10 febbraio 2015

Protesi dell’anca: nuova tecnica chirurgica mininvasiva per ridurre il dolore e tornare a camminare in 48 ore

Protesi dell’anca: nuova tecnica chirurgica mininvasiva per ridurre il dolore e tornare a camminare in 48 ore


Accanto alla protesica dell’anca eseguita con tecnica tradizionale, a Santa Rita Hospital (Montecatini Terme, Pistoia) si procede anche per modalità chirurgica mininvasiva.

L’AMIS - acronimo di Anterior Minimally Invasive Surgery - è una metodica, di nuova concezione, ormai ampiamente collaudata in campo ortopedico ed offre indubbi vantaggi al paziente: minor rischio di lussazione e complicanze; ridotta perdita di sangue; dolore post-operatorio contenuto. L’obiettivo è quindi duplice: immediato recupero delle normali attività quotidiane (sono sufficienti 48 ore) e fase riabilitativa più breve.

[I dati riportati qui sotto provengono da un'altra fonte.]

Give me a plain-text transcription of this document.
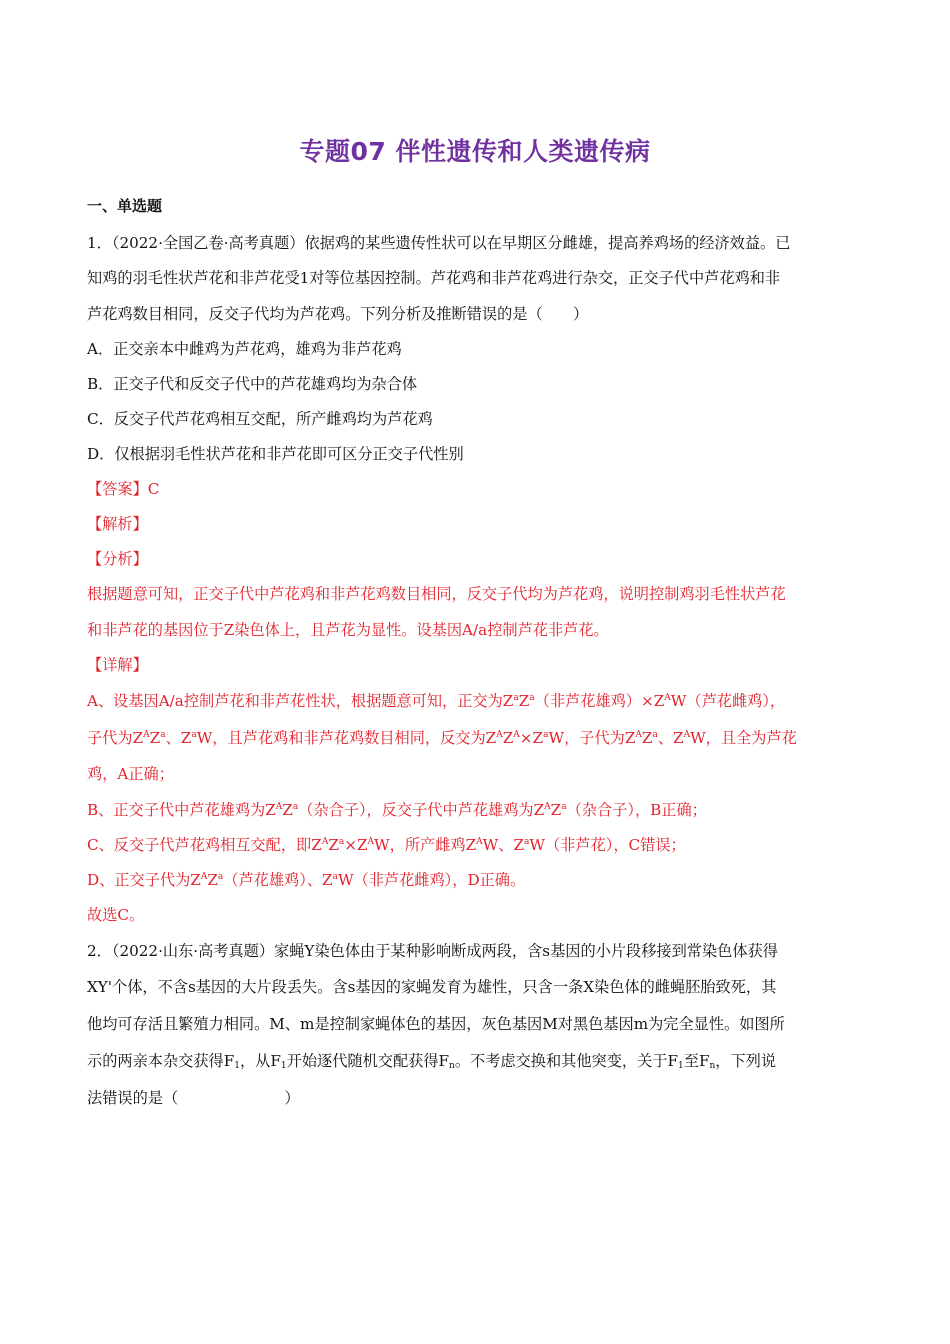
专题07 伴性遗传和人类遗传病
一、单选题
1．（2022·全国乙卷·高考真题）依据鸡的某些遗传性状可以在早期区分雌雄，提高养鸡场的经济效益。已
知鸡的羽毛性状芦花和非芦花受1对等位基因控制。芦花鸡和非芦花鸡进行杂交，正交子代中芦花鸡和非
芦花鸡数目相同，反交子代均为芦花鸡。下列分析及推断错误的是（　　）
A．正交亲本中雌鸡为芦花鸡，雄鸡为非芦花鸡
B．正交子代和反交子代中的芦花雄鸡均为杂合体
C．反交子代芦花鸡相互交配，所产雌鸡均为芦花鸡
D．仅根据羽毛性状芦花和非芦花即可区分正交子代性别
【答案】C
【解析】
【分析】
根据题意可知，正交子代中芦花鸡和非芦花鸡数目相同，反交子代均为芦花鸡，说明控制鸡羽毛性状芦花
和非芦花的基因位于Z染色体上，且芦花为显性。设基因A/a控制芦花非芦花。
【详解】
A、设基因A/a控制芦花和非芦花性状，根据题意可知，正交为$Z^aZ^a$（非芦花雄鸡）$\times Z^AW$（芦花雌鸡），
子代为$Z^AZ^a$、$Z^aW$，且芦花鸡和非芦花鸡数目相同，反交为$Z^AZ^A\times Z^aW$，子代为$Z^AZ^a$、$Z^AW$，且全为芦花
鸡，A正确；
B、正交子代中芦花雄鸡为$Z^AZ^a$（杂合子），反交子代中芦花雄鸡为$Z^AZ^a$（杂合子），B正确；
C、反交子代芦花鸡相互交配，即$Z^AZ^a\times Z^AW$，所产雌鸡$Z^AW$、$Z^aW$（非芦花），C错误；
D、正交子代为$Z^AZ^a$（芦花雄鸡）、$Z^aW$（非芦花雌鸡），D正确。
故选C。
2．（2022·山东·高考真题）家蝇Y染色体由于某种影响断成两段，含s基因的小片段移接到常染色体获得
XY'个体，不含s基因的大片段丢失。含s基因的家蝇发育为雄性，只含一条X染色体的雌蝇胚胎致死，其
他均可存活且繁殖力相同。M、m是控制家蝇体色的基因，灰色基因M对黑色基因m为完全显性。如图所
示的两亲本杂交获得$F_1$，从$F_1$开始逐代随机交配获得$F_n$。不考虑交换和其他突变，关于$F_1$至$F_n$，下列说
法错误的是（　　　　　　　）
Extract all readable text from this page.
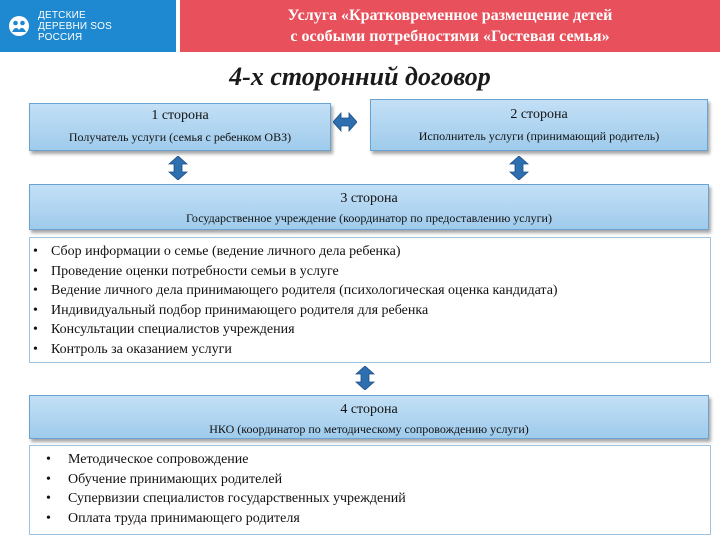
ДЕТСКИЕ
ДЕРЕВНИ SOS
РОССИЯ
Услуга «Кратковременное размещение детей
с особыми потребностями «Гостевая семья»
4-х сторонний договор
1 сторона
Получатель услуги (семья с ребенком ОВЗ)
2 сторона
Исполнитель услуги (принимающий родитель)
3 сторона
Государственное учреждение (координатор по предоставлению услуги)
• Сбор информации о семье (ведение личного дела ребенка)
• Проведение оценки потребности семьи в услуге
• Ведение личного дела принимающего родителя (психологическая оценка кандидата)
• Индивидуальный подбор принимающего родителя для ребенка
• Консультации специалистов учреждения
• Контроль за оказанием услуги
4 сторона
НКО (координатор по методическому сопровождению услуги)
• Методическое сопровождение
• Обучение принимающих родителей
• Супервизии специалистов государственных учреждений
• Оплата труда принимающего родителя
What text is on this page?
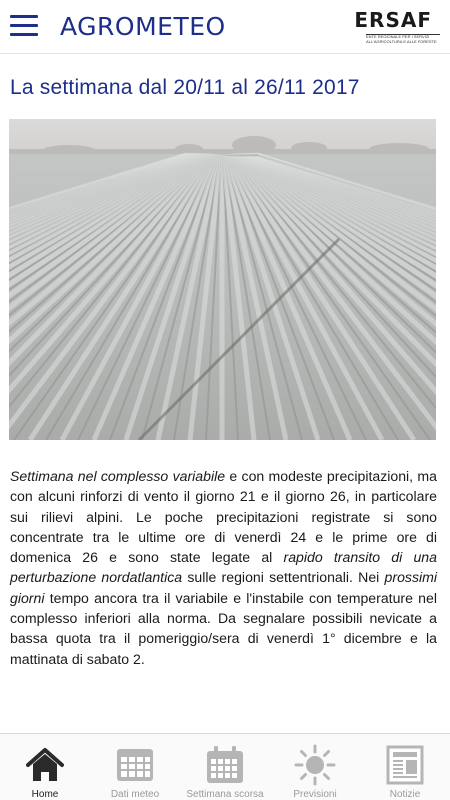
AGROMETEO	ERSAF
ENTE REGIONALE PER I SERVIZI
ALL'AGRICOLTURA E ALLE FORESTE
La settimana dal 20/11 al 26/11 2017

Settimana nel complesso variabile e con modeste precipitazioni, ma con alcuni rinforzi di vento il giorno 21 e il giorno 26, in particolare sui rilievi alpini. Le poche precipitazioni registrate si sono concentrate tra le ultime ore di venerdì 24 e le prime ore di domenica 26 e sono state legate al rapido transito di una perturbazione nordatlantica sulle regioni settentrionali. Nei prossimi giorni tempo ancora tra il variabile e l'instabile con temperature nel complesso inferiori alla norma. Da segnalare possibili nevicate a bassa quota tra il pomeriggio/sera di venerdì 1° dicembre e la mattinata di sabato 2.

Home	Dati meteo	Settimana scorsa	Previsioni	Notizie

La via d’accesso – spiega la Dottoressa Giulia Maccari - prevede un’incisione cutanea di circa 4-6 centimetri, praticata al di sotto della spina iliaca antero-superiore lungo la faccia laterale della coscia. L’approccio è intermuscolare ed internervoso - al contrario di ciò che avviene solitamente - in modo tale da rispettare l’anatomia. Durante l’esecuzione, circa 2 ore il tempo complessivo, il soggetto è in posizione supina, mentre l’arto è sostenuto da un apparato di trazione dedicato, indispensabile a mantenere la condizione corretta. A livello anestesiologico, non vi sono differenze sostanziali rispetto alla chirurgia di routine. L’impiego dell’AMIS – 50 l’anno sui 400 totali di protesica - non ha controindicazioni, si rivolge quindi anche a coloro che soffriono di obesità, ai casi di displasia congenita e o fratture pregresse del femore con conseguente artrosi post traumatica”.

L’Unità Operativa, diretta dal Dottor Luciano Rughini, si occupa altresì di chirurgia protesica del ginocchio e della caviglia. Per il ginocchio vengono utilizzate sia protesi totali che mono compartimentali; in ambedue i casi si tratta di metodologie ben consolidate e comuni a tutti i reparti di Ortopedia. Per la caviglia, l’attività dell’équipe rappresenta un ulteriore punto d’eccellenza: l’intervento a tutt’oggi è praticato solo in poche strutture.

Per ciò che riguarda la spalla, negli ultimi decenni si è assistito ad un’evoluzione rivolta a migliorare i risultati sia in termini di durata che di funzionalità. 
In tale contesto, oltre alla protesi convenzionali, negli ultimi anni, si sta sempre più imponendo la protesi inversa, indicata soprattutto nel trattamento dell’artropatia da lesione inveterata della cuffia dei rotatori - una patologia a decorso invalidante che colpisce gli individui in età avanzata compromettendo la funzionalità dell’arto -. La peculiarità - dice la Dottoressa Maccarista nell’invertire la “geometria” dell’articolazione gleno-omerale (tra scapola ed omero), così da spostare il centro di rotazione della stessa e aumentare la forza del muscolo deltoide. Il risultato che si ottiene è la ripresa di una buona autonomia nei movimenti”.